A very specific philosophy governs this project. It is this philosophy that has shaped what Exodus has become thus far, and will continue to shape what it will become in the future. That philosophy can be broken down into the following key ideas:
1. Generic emulation
A system is simply the combination of a set of discrete components. A Motorola 68000 chip in a Mega Drive is the same as a 68000 in an Amiga, an arcade system, etc. One core should exist for a given device, which emulates all the features of that device, so that the device can then be used in any system, without it being aware of any external details of the system that uses it. Each core should serve to make its emulation accurate and "feature complete", whether a particular feature or level of accuracy is required in any particular target system or not.
2. Architecture before performance
A good, clean architecture for a core is critical to ensure readability of the code, which directly affects how maintainable that core will be, and also how well it serves to document the device it emulates. All cores must be free from assembly code. This is critical for portability and future preservation of the core. In addition, all cores should make use of object and class structures where appropriate, and the code itself should be well written and structured.

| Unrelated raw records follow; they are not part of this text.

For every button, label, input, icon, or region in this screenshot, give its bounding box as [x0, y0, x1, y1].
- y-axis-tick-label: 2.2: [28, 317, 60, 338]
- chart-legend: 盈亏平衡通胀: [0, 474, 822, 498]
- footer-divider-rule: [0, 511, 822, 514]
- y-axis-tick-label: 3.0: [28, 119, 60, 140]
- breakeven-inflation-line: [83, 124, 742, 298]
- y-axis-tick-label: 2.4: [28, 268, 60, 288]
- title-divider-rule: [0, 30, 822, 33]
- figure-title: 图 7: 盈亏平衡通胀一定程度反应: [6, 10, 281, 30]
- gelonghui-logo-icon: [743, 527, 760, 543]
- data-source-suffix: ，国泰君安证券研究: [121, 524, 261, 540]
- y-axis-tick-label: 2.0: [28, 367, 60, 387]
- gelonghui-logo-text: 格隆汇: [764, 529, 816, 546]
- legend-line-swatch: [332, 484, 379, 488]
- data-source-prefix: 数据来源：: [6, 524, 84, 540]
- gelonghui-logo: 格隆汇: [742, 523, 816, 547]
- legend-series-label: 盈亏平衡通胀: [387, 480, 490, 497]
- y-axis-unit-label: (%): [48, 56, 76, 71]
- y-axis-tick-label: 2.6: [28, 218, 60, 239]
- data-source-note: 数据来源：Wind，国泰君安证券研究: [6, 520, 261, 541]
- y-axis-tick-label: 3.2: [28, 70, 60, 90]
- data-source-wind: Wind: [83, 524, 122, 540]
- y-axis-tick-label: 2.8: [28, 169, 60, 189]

3. Clean code before performance
Using less lines doesn't necessarily make your code better. You might be able to sum up a complex operation on one line using 10 bit shifts, half a dozen AND operators, and a few OR's. Consider carefully first if the resulting code is the cleanest, most readable way to express that operation. In most cases, a cleaner way exists. Use the "Data" class where appropriate, rather than directly performing bit manipulation. Avoid "magic numbers". Where constants exist, define them all in one place, then refer to them by name in code. This not only serves to make code more readable, it also helps to avoid bugs when writing code, especially when performing bit manipulation.
4. Code as documentation
All cores should serve as a form of documentation on the device they emulate. To this end, the code must be well structured, readable, and extremely well commented. Cores need to be maintainable by future developers, not just the original author. Leave a 500 line comment if that's what you need to explain what something is doing. Where you use an external source of information to implement something, add it to the list of references for the project, so that other people can see why something is done a particular way. Someone should be able to understand everything they need to know about how your core works by reading through the code itself and the list of references. If they can't, you're missing a reference or a comment.
5. Technical accuracy
Every core should be as accurate as possible, and honestly report on its accuracy. If there is any point at which the real behaviour of the device is unclear, or where the core doesn't emulate a behaviour of the real device, it should be documented, so the limitations of a given core can be well understood to others, not just the original developer. Any "hacks", where something is written in a way that is known to be incorrect, just to get the correct apparent result in a given situation, should be avoided at all costs. These kind of hacks only serve to hide underlying problems, and make them harder to detect and debug later on. They ultimately hurt the goals of emulation and preservation rather than helping them.
6. Timing accuracy
Accurate emulation of timing is critical in a lot of systems. All cores should emulate the timing of the original hardware as much as is possible, in any case where that timing information can be observed by an external device. Cases where timing is known to not be respected, or where correct timing information is simply unknown, should be clearly documented.
7. Debugging support
It should be a goal of every emulation core to expose as many debugging features to the user as possible. Not only does this open the emulation platform up to people wanting to do development or testing, it also greatly assists in debugging the emulator itself, improving existing emulation cores, and developing new cores.
8. Performance after all of the above
Performance is important, but only in as much as it does not infringe on good architecture, readable code, generic implementation, or accuracy. Computers get faster. Compilers get better. Inefficient code can be optimized later. Ultimately, slow cores will run full speed one day. On the other hand, unmaintainable cores will languish and die, no matter how fast they are. We're trying to preserve systems for the coming decades, not the next 2 years. We need to write cores that will stand the test of time.
If you understand the above philosophy, you will understand why Exodus has been designed the way it has, and what sets it apart from other emulators.